Im Oktober 1961 trafen sich sechsundzwanzig hervorragende Gelehrte Geschichte und Zivilisation in Salzburg, Österreich, um die Art der Zivilisation zu betrachten. Sie schlossen Arnold J. Toynbee, Pitirim Sorokin, Othmar Anderlie, Emilio Betti, Eduard Futer, Kurt Goldammer, Anton Hilckman, Paul Shi-Yi Hsaio, Georg Iggers und Kyoshiro Yajima mit ein. Mit dem kalten Krieg in der vollen Blüte, war die Aussicht von Menschlichkeit in Kern zerstörend viel auf dem Verstand von denen, welche die siebentägige Konferenz sich sorgen. Es wurde gehofft, dass die Studie der Zivilisation verschiedenen Völkern erlauben würde, sich besser zu verstehen, damit Weltfrieden folgen würde.

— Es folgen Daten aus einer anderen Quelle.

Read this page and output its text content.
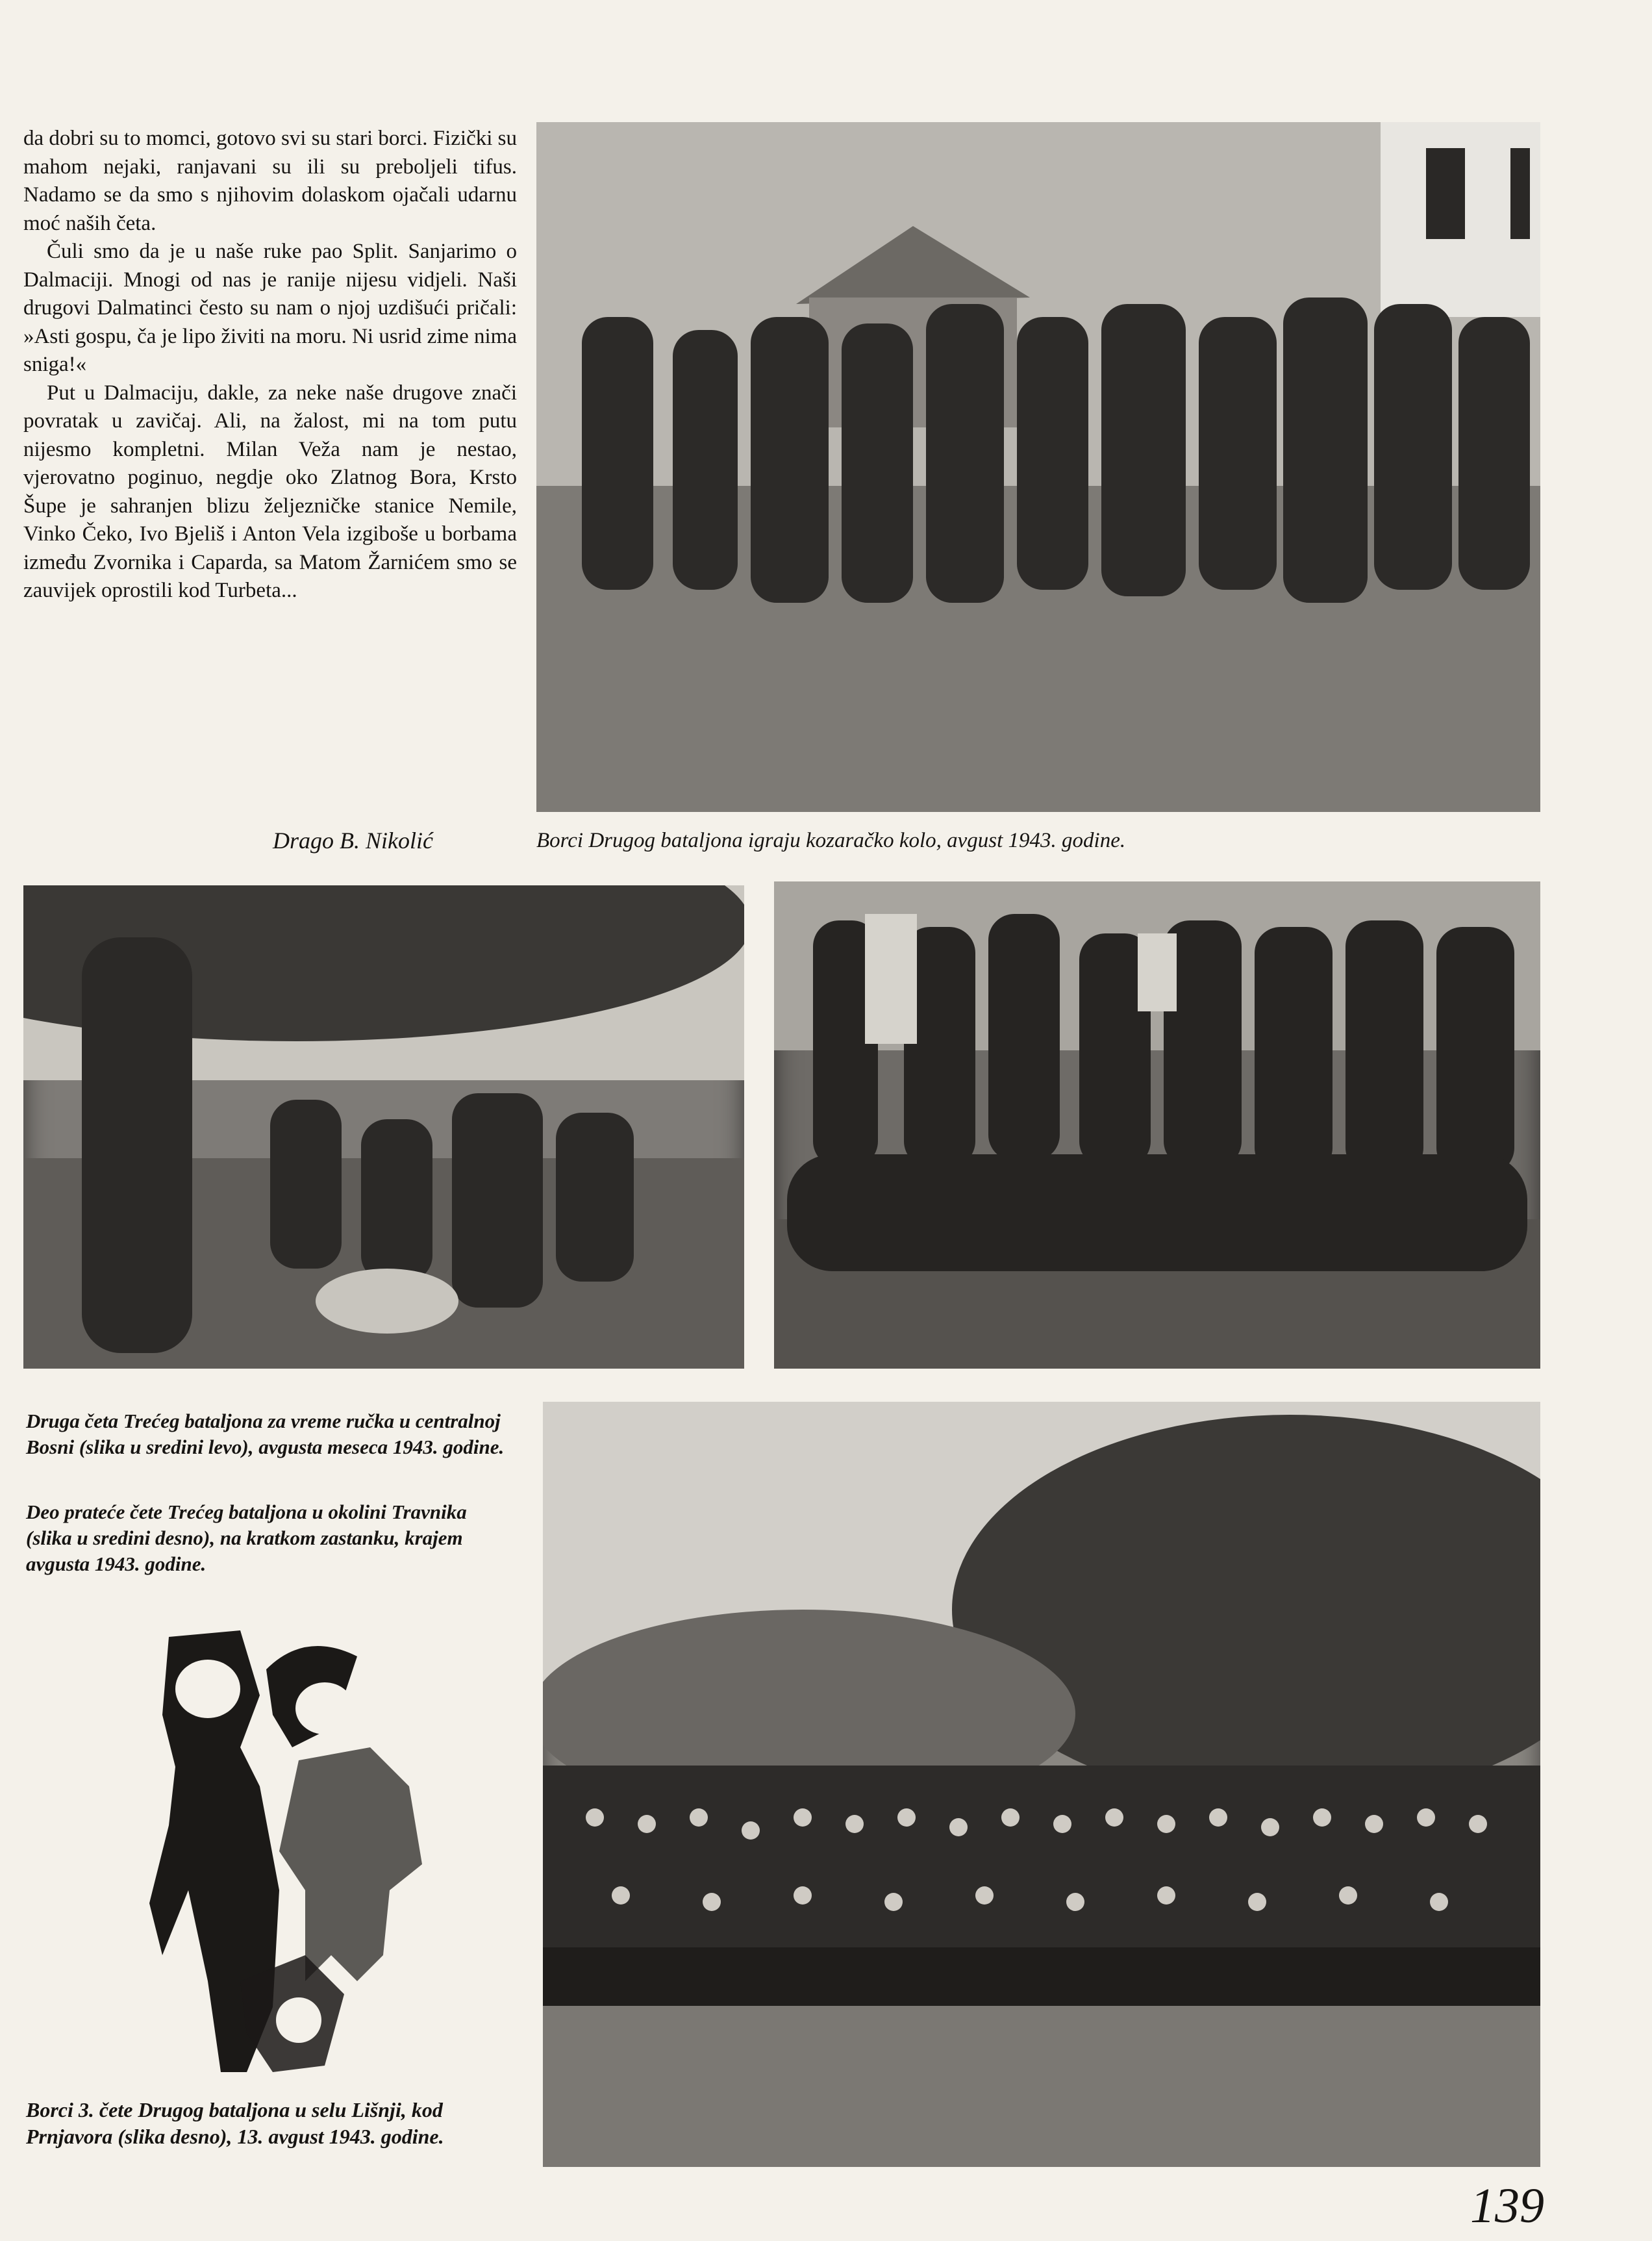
da dobri su to momci, gotovo svi su stari borci. Fizički su mahom nejaki, ranjavani su ili su preboljeli tifus. Nadamo se da smo s njihovim dolaskom ojačali udarnu moć naših četa.

Čuli smo da je u naše ruke pao Split. Sanjarimo o Dalmaciji. Mnogi od nas je ranije nijesu vidjeli. Naši drugovi Dalmatinci često su nam o njoj uzdišući pričali: »Asti gospu, ča je lipo živiti na moru. Ni usrid zime nima sniga!«

Put u Dalmaciju, dakle, za neke naše drugove znači povratak u zavičaj. Ali, na žalost, mi na tom putu nijesmo kompletni. Milan Veža nam je nestao, vjerovatno poginuo, negdje oko Zlatnog Bora, Krsto Šupe je sahranjen blizu željezničke stanice Nemile, Vinko Čeko, Ivo Bjeliš i Anton Vela izgiboše u borbama između Zvornika i Caparda, sa Matom Žarnićem smo se zauvijek oprostili kod Turbeta...

Drago B. Nikolić	Borci Drugog bataljona igraju kozaračko kolo, avgust 1943. godine.
Druga četa Trećeg bataljona za vreme ručka u centralnoj Bosni (slika u sredini levo), avgusta meseca 1943. godine.
Deo prateće čete Trećeg bataljona u okolini Travnika (slika u sredini desno), na kratkom zastanku, krajem avgusta 1943. godine.
Borci 3. čete Drugog bataljona u selu Lišnji, kod Prnjavora (slika desno), 13. avgust 1943. godine.
139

Eine Organisation der Zivilisationsgelehrter wurde bei dieser Sitzung verursacht. Es wurde die internationale Gesellschaft für die Vergleichsstudie von Zivilisationen genannt. Diese Organisation hielt nachher Jahreskonferenzen an den Universitäten um die Welt. Seine Konferenz 2011, den fünfzigsten Jahrestag der Salzburg-Sitzung markierend, wurde an der Tulane Universität in New Orleans, Louisiana, zwischen 2. Juni und 4. Juni gehalten. Dieser Artikel wurde in Gedächtnis dieser früheren Sitzung geschrieben.

Die Salzburg-Versammlung betrachtete bestimmte Ausgaben oder Themen an jedem aufeinander folgenden Tag. Sie waren, wie folgt:

Tag 1 9. Oktober „Die Wirklichkeit der Zivilisation“

Tag 2 10. Oktober „die Studie von Zivilisationen“

Tag 3 11. Oktober „Civilizational Treffen“

Tag 4 13. Oktober „Das Problem Universalgeschichte“

Tag 5 14. Oktober „Die Zukunft von Zivilisationen“

Tag 6 15. Oktober „Eine Welt: der Beitrag der Humanwissenschaften zum ruhigen Anschluss von Menschlichkeit“

 

Dieser Artikel versucht, die Diskussion wieder zu beleben, während die Situation fünfzig Jahre später erscheint. Wir nehmen jedes Thema der Reihe nach.

 

Tag 1: „Die Wirklichkeit der Zivilisation“

Das Wesen, das Zivilisation genannt wird, ist verschieden als „hohe Kultur“ (Hockkultur), „verständliches Feld (der historischen) Studie (Toynbees Definition) und „kulturelles Super-system“ beschrieben worden (Sorokin). Existiert solch eine Sache sogar? Albert Schweitzer schrieb in ein Telegramm, das an die Konferenz adressiert wurde, dass er nicht glaubte, dass hohe Kultur wirklich existierte. Jesaja Berlin sagte, dass keine Kultur ein Monopol in Vorzug oder Wahrheit hat.

Einige Fragen: Was ist Zivilisation? Tut solch eine Sache existieren wirklich; oder ist es eine akademische Fantasie? Wie konnte „Zivilisation“ definiert werden?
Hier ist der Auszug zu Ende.